Church this morning was a test of my faith. I attend an established, traditional church, a Disciples of Christ congregation. I like to think our theology is liberal, even if our congregation is fairly gray-haired, older, and conservative. This morning, we sat toward the front, in front of the pulpit. A young, Middle Eastern man slipped into the pew directly in front of us. He was cleanshaven but wildly curling black hair poked out from an unusual knitted wool cap that was a cross between a beret and a sac and totally inappropriate on a June day. Thin and a bit rumpled, he carried a backpack that he set on the floor and immediately rummaged in, pulling out what appeared to be a worn Bible. Was it my imagination or was he breathing hard? Was his cotton shirt sweat-soaked as it looked? My nose thought it answered the last question, but maybe he’d ridden a bike to church. When he turned a bit, I saw huge dark eyes, wide open.
I am not happy to confess that my radar went up. Throughout the service, he read his Bible, ignoring what was going on in worship. He didn’t pray; he didn’t take communion. Why was he amongst us?
A bigger question I asked myself was if I’d have had the same reaction were he blonde with pale skin. I think the answer is that I would still be concerned, but perhaps to a lesser degree. My thoughts raged from faith to instinctive caution. As a liberal progressive, I despise racial profiling and like to think I accept people individually based on who they are. But this young man set off something instinctive in me, a fear I could not deny.
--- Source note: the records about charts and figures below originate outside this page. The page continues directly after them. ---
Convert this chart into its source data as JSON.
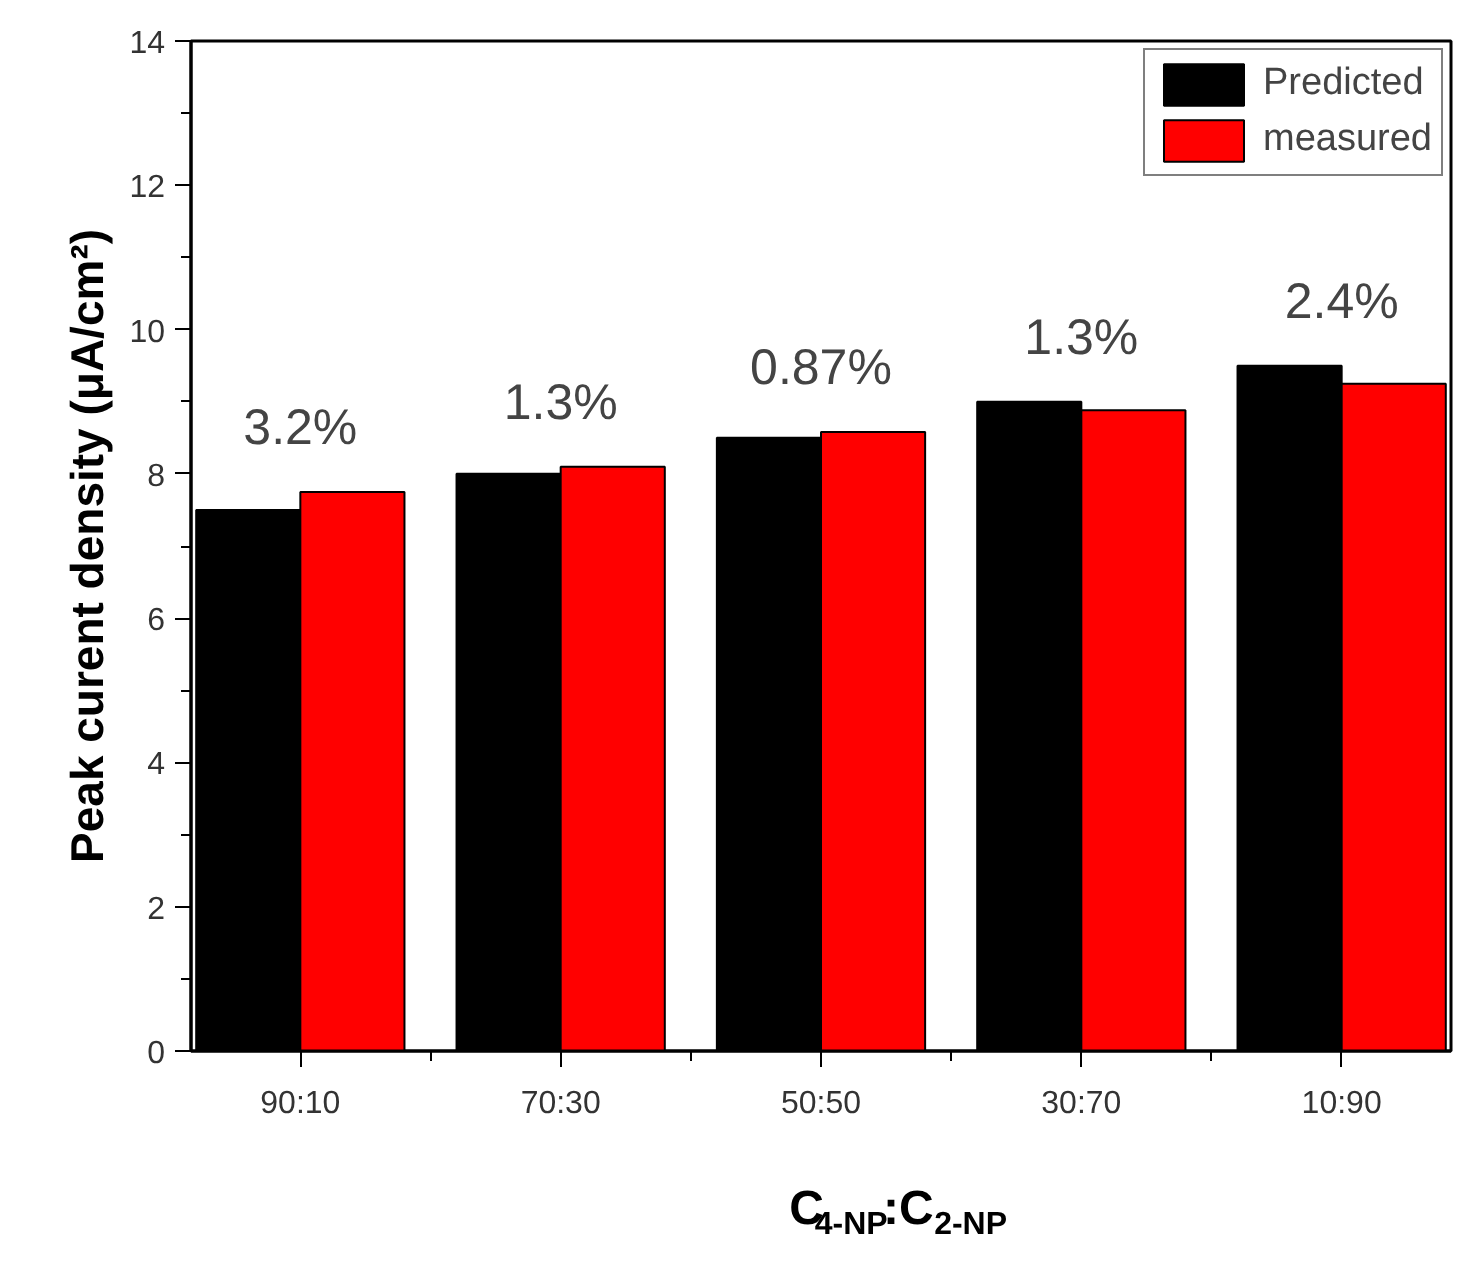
{
  "chart_data": {
    "type": "bar",
    "xlabel": "C$_{4-NP}$:C$_{2-NP}$",
    "ylabel": "Peak curent density (μA/cm²)",
    "categories": [
      "90:10",
      "70:30",
      "50:50",
      "30:70",
      "10:90"
    ],
    "series": [
      {
        "name": "Predicted",
        "color": "#000000",
        "values": [
          7.5,
          8.0,
          8.5,
          9.0,
          9.5
        ]
      },
      {
        "name": "measured",
        "color": "#ff0000",
        "values": [
          7.75,
          8.1,
          8.58,
          8.88,
          9.25
        ]
      }
    ],
    "ylim": [
      0,
      14
    ],
    "yticks": [
      0,
      2,
      4,
      6,
      8,
      10,
      12,
      14
    ],
    "annotations": [
      "3.2%",
      "1.3%",
      "0.87%",
      "1.3%",
      "2.4%"
    ],
    "legend": "top right",
    "grid": false
  }
}
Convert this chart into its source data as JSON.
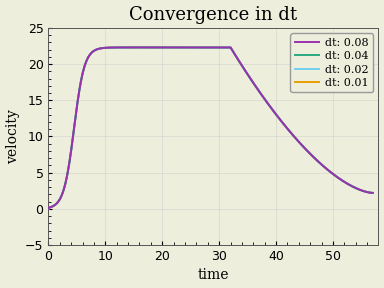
{
  "title": "Convergence in dt",
  "xlabel": "time",
  "ylabel": "velocity",
  "xlim": [
    0,
    58
  ],
  "ylim": [
    -5,
    25
  ],
  "xticks": [
    0,
    10,
    20,
    30,
    40,
    50
  ],
  "yticks": [
    -5,
    0,
    5,
    10,
    15,
    20,
    25
  ],
  "series": [
    {
      "label": "dt: 0.08",
      "color": "#9b30b0",
      "lw": 1.4,
      "zorder": 4
    },
    {
      "label": "dt: 0.04",
      "color": "#2aaa80",
      "lw": 1.4,
      "zorder": 3
    },
    {
      "label": "dt: 0.02",
      "color": "#70d0f0",
      "lw": 1.4,
      "zorder": 2
    },
    {
      "label": "dt: 0.01",
      "color": "#e8a000",
      "lw": 1.4,
      "zorder": 1
    }
  ],
  "background_color": "#eeeedd",
  "grid_color": "#cccccc",
  "title_fontsize": 13,
  "label_fontsize": 10,
  "tick_fontsize": 9,
  "legend_fontsize": 8
}
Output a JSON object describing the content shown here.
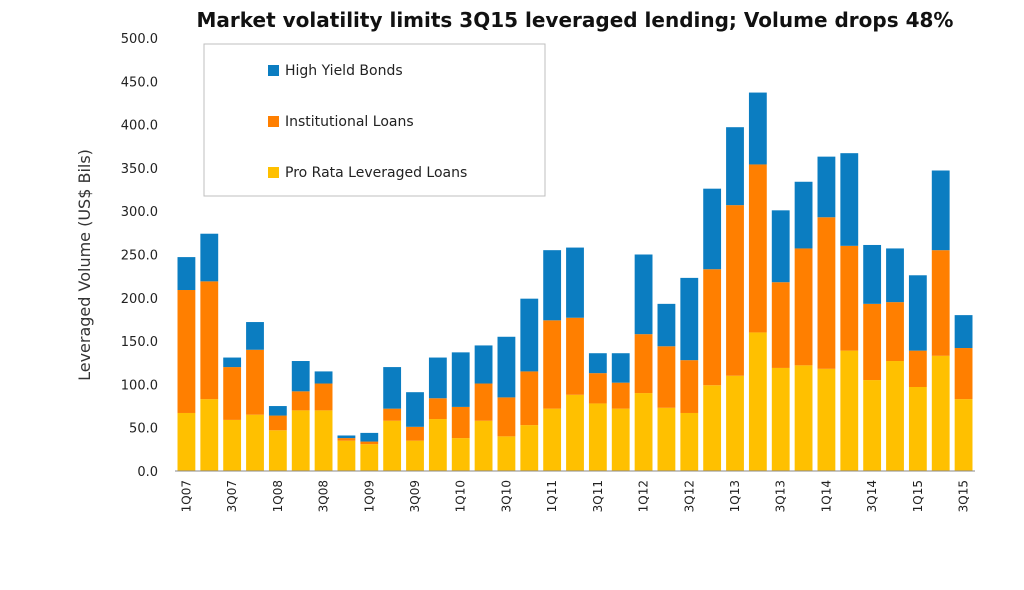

In our church, all are welcome at the table, and we believe God teaches us to love all his children, no matter skin color, clothing, whatever. And the other hand, as a woman, I’ve been carefully taught to pay attention to my instincts. If I sense something is wrong, I’m urged to take action to protect myself.
Nothing happened in church, of course. The young man may well have been lost, lonely, and afraid. When the hour of greeting arrived, I shook his hand and welcomed him, and he nodded appreciatively, those wild (honest, they were) eyes looking directly at me.
I’m left wondering what God thought of my dilemma, and, more importantly, what I think about it. Conscience or caution? I still don’t know the answer. I do know that for a moment there I was reminded of the first lines of a novel I just finished writing, “Susan Hogan thought she was going to meet her maker that March day. Her first thought was irreverent. ‘Really, God? In a grocery store in Oak Grove? Haven’t you got this wrong somehow?’” My thought was, “Really, God? In church on Sunday morning?” But I also felt strangely safe, as though I knew it would all be all right.. Perhaps our lives are going to be filled with that dichotomy in these fear-ridden, uncertain times. Fear certainly is a catching disease.
The day didn’t get immediately better. Washing dishes and my favorite cup, the one I drink tea from every morning, slipped out of my soapy hands; the handle broke off, so now it’s relegated to being a small vase. It was given to me by a close friend who has since died, so it has sentimental value, making the loss that much worse.
Dinner with friends tonight soothed my troubled soul. One of my wimpy friends and her gentleman friend ate on a patio, because it’s in the 80s with a nice breeze. Not sure I would have prevailed, but apparently, he gets cold easily too. Eggplant parmigiana that was delicious. And I thoroughly enjoyed the atmosphere. Thanks to Kathie and Morris for a lovely evening.
I gave myself a holiday from writing today. Piddled at my desk with this, that and the other, even made notes for the novel, but didn’t actively work on it. Pleasant, but I didn’t get as much reading done as I expected. Tomorrow, back to work. And another week begins.